L’ordinanza di Ancona, per queste ragioni, si colloca in uno scenario preoccupante perché crea le premesse per il compimento di un atto eutanasico, peraltro obliterando la previsione della stessa sentenza costituzionale, ove afferma la necessità che il malato sia previamente coinvolto in un percorso di cure palliative strumento prezioso per “rimuovere le cause della volontà del paziente a congedarsi dalla vita”. Il caso evidenzia ancora una volta come la strada imboccata dalla Corte costituzionale, pur non affermando l’esistenza di un diritto al suicidio, non sia la via da seguire di fronte al problema della sofferenza dei malati affetti da gravi patologie. Il problema va affrontato proclamando fermamente, con una legge del Parlamento, l’indisponibilità di ogni vita umana, in qualsiasi situazione la persona si trovi.
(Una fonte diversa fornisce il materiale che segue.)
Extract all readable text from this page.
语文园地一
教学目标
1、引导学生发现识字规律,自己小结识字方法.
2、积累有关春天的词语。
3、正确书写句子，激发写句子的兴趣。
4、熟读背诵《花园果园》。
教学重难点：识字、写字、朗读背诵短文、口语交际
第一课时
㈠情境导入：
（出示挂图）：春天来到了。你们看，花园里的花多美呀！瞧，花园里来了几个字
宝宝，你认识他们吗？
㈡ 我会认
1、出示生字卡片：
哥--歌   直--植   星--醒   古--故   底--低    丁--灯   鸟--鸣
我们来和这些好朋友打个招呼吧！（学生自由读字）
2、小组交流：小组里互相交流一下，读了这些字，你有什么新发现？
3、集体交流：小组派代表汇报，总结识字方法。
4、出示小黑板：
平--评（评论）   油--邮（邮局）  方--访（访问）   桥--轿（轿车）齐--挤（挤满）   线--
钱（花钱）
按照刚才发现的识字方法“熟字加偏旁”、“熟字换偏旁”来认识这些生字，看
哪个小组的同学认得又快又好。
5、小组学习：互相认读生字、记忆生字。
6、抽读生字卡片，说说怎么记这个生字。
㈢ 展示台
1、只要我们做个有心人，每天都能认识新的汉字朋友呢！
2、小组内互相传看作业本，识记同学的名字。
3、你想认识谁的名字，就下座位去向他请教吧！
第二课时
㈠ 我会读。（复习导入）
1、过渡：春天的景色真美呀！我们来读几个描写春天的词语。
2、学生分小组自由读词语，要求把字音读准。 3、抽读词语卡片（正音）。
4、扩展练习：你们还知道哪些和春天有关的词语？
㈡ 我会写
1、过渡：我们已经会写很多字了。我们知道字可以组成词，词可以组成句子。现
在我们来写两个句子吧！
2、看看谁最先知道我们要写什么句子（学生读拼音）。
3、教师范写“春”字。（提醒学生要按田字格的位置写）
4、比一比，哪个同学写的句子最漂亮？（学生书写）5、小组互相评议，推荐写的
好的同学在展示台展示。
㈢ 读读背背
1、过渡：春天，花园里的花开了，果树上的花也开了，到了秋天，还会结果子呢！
In questa direzione si muove altresì la recente pronuncia del Tribunale di Roma emessa il 22 giugno 2021 con cui è stato rigettato un ricorso analogo. Il Giudice della Capitale ha stabilito che proprio alla luce dell’attuale quadro normativo – cioè vigenti l’articolo 580 comma 1 del Codice penale, gli articoli 1, 2 e 4 della legge n. 219/2017 – non si possa riconoscere un diritto all’aiuto al suicidio in capo al richiedente che contempli, peraltro, un corrispettivo obbligo di aiuto al suicidio in capo al medico o al personale sanitario.

Il Tribunale di Roma ha posto in evidenza come neanche successivamente alla sentenza Corte costituzionale n. 242/2019 l’ordinamento riconosca un diritto di aiuto al suicidio, poiché la Corte “al chiaro fine di sgombrare il campo da possibili equivoci, ha puntualizzato che la presente declaratoria di illegittimità costituzionale si limita a escludere la punibilità dell’aiuto al suicidio nei casi considerati, senza creare alcun obbligo di procedere a tale aiuto in capo ai medici”.

La Consulta peraltro, nella sentenza come nella precedente ordinanza n. 207/2018 – ha precisato non soltanto che la eventuale somministrazione del farmaco letale è una opzione – quindi né un diritto né un obbligo – ma che per di più “deve essere sottolineata l’esigenza di adottare opportune cautele affinché l’opzione della somministrazione di farmaci in grado di provocare entro un breve lasso di tempo la morte del paziente non comporti il rischio di alcuna prematura rinuncia, da parte delle strutture sanitarie, a offrire sempre al paziente medesimo concrete possibilità di accedere a cure palliative diverse dalla sedazione profonda continua, ove idonee a eliminare la sua sofferenza in accordo con l’impegno assunto dallo Stato con la citata legge n. 38 del 2010. Il coinvolgimento in un percorso di cure palliative deve costituire, infatti, un pre-requisito della scelta, in seguito, di qualsiasi percorso alternativo da parte del paziente”.

Poiché il ricorso verteva sulla richiesta di una ulteriore declaratoria di illegittimità costituzionale dell’articolo 580 del Codice penale, il Tribunale di Roma lo ha rigettato sul presupposto che, come ribadito dalla Corte Costituzionale, su tale materia esiste la discrezionalità del legislatore, e quindi la doglianza costituzionale è manifestamente infondata. Resta il dato obiettivo di pronunce di merito che affermano tesi specularmente opposte, sulla base della medesima sentenza del Giudice della leggi.